Under the national zero-tolerance policy toward domestic infections, public health authorities have quickly implemented emergency response plans, with cities where new cases have been reported having traced and tested the contacts of those infected and sealed off high risk areas.
Thanks to experience accumulated during the nearly two-year fight against the virus, as well as the fact that China has fully vaccinated more than 1 billion people, or nearly 80 percent of the population, with booster jabs being rolled out in many places, we have every reason to believe the outbreaks will be quickly brought under control.
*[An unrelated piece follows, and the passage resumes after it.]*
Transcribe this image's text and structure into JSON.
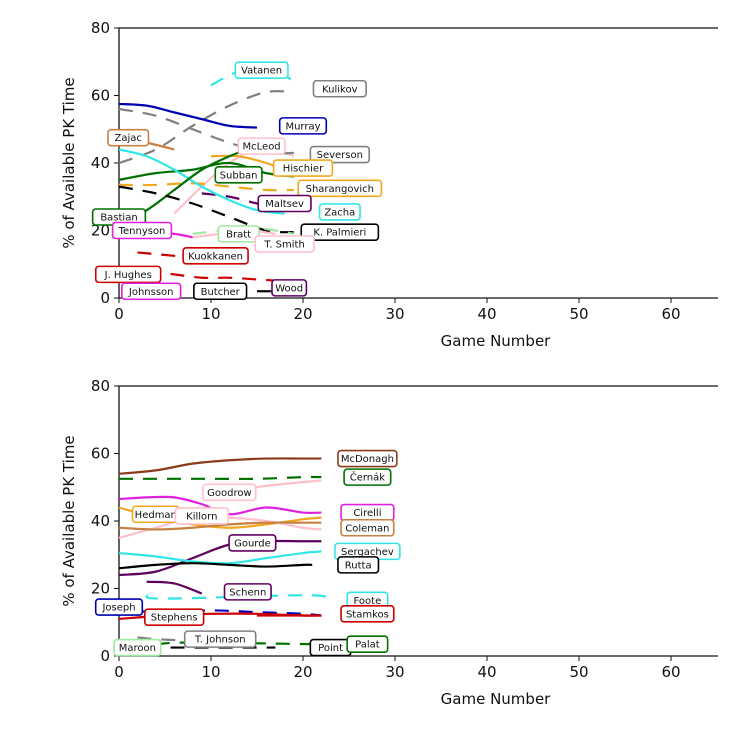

The source of the latest outbreak is not yet known. But given that several border cities have reported infections this month and the travel history of the tour group to which the latest outbreak has been linked, it is speculated that it may have originated in contaminated goods, which passed through one of the land port cities in Inner Mongolia.
This highlights the importance of individuals being aware of the social responsibilities they shoulder to keep the virus away. Everyone should practice good hygiene and adhere to the epidemic protocols.
Encouragingly, the latest case in Beijing was confirmed after the patient, who felt ill on Sunday after a train ride from Gansu province, reported himself to the local health authorities the following day immediately after he heard the news of possible infections on that train, thus winning time for local health officials to act timely to cut the transmission chain of the virus.
It is a people's war against the virus, and it can be won only when all of us band together to fight it. Everyone should remain vigilant and not be lulled into a false sense of security.
Since it has become a new normal for the country to report locally transmitted cases from time to time, public health officials in particular have to always stay on alert.
Yet at the same time they must also refrain from overreacting by taking unnecessarily stringent anti-pandemic measures that could harm social and economic activities. How to keep a balance between the two remains a huge test for their governance capabilities.